On reading the recent Freshers’ issue of Exeposé, I came across a news article called “How safe is Exeter?” Made up mainly of statistics, the article seemed professionally and thoroughly researched, however, failed to provide readers with a disclaimer unpacking the information given.
Although the article addressed an important question, especially at a time that new students were arriving at the university, it suggested that this question could be answered solely through the use of statistics – a somewhat ignorant and misleading conclusion.
Statistics specifically concerning crime, sexual assault and rape (those that were highlighted in the article) can arguably never be accurate as these crimes are known for being lesser reported.
What was most troubling was the article’s use of quotation from University and Guild spokespeople. By placing these quotations at the end of the article, without disclaimer, implies that the question “How safe is Exeter” has been answered by the response “Exeter [is] a safe city for our students to live and study.”
The comments also appear to have misread the statistics.
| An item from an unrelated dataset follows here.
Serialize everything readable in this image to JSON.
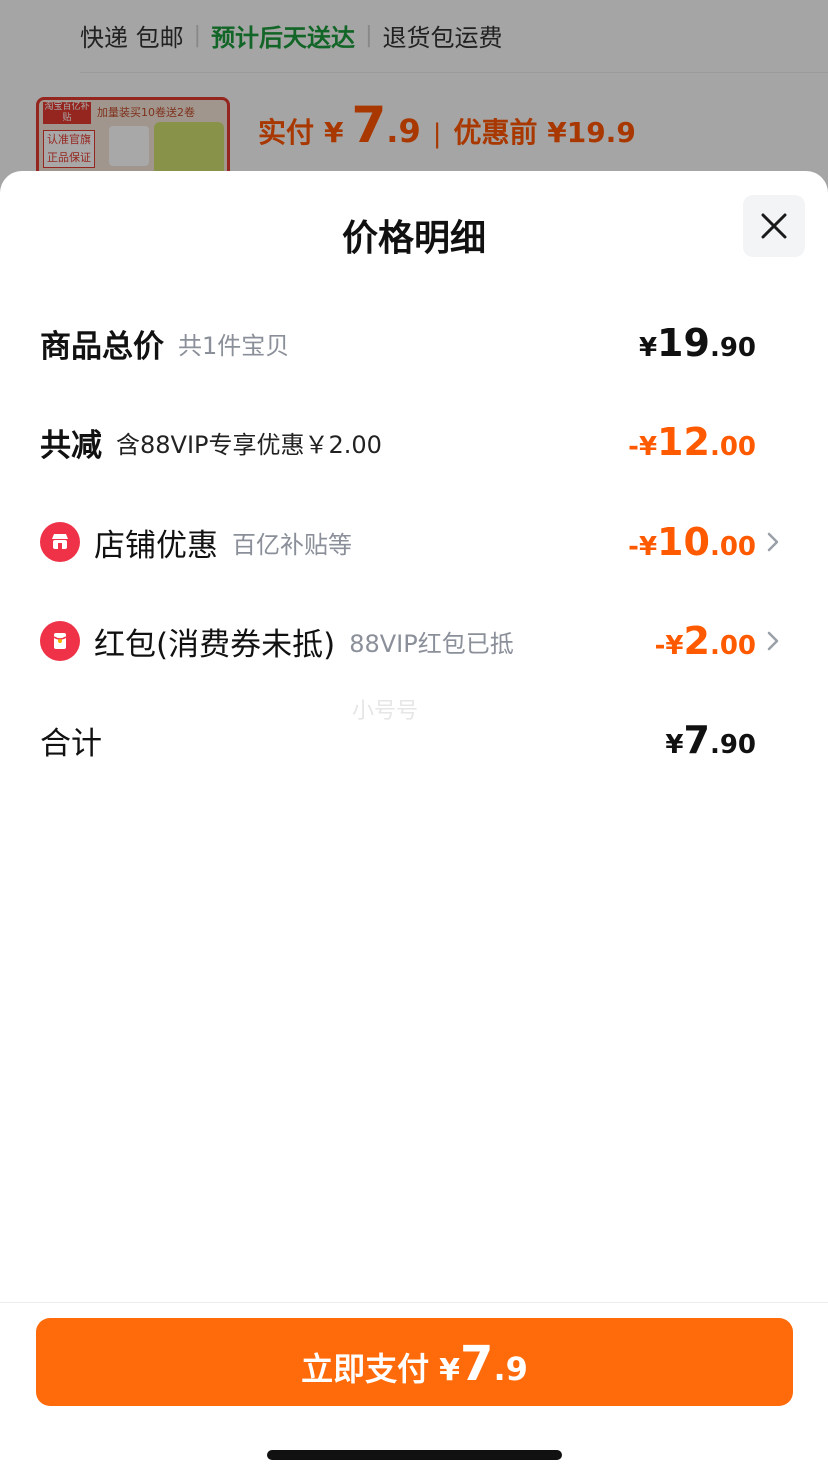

While it is true that they confirm Exeter to be a safer city than some others in terms of lower reported crime rates, this by no means “confirm[s]” the use of the word “safe” to describe Exeter in light of the contents of the rest of the article. A recent incident reported on the Exeposé front cover, particularly highlights that caution should be taken.
To justify Exeter’s security through use of collective statistics is not only dangerous but severely misleading, and although it is not the job of the university newspaper to scaremonger, these kinds of articles may create a culture of complacency, which should not be welcomed, both by the paper, the University, and by students themselves.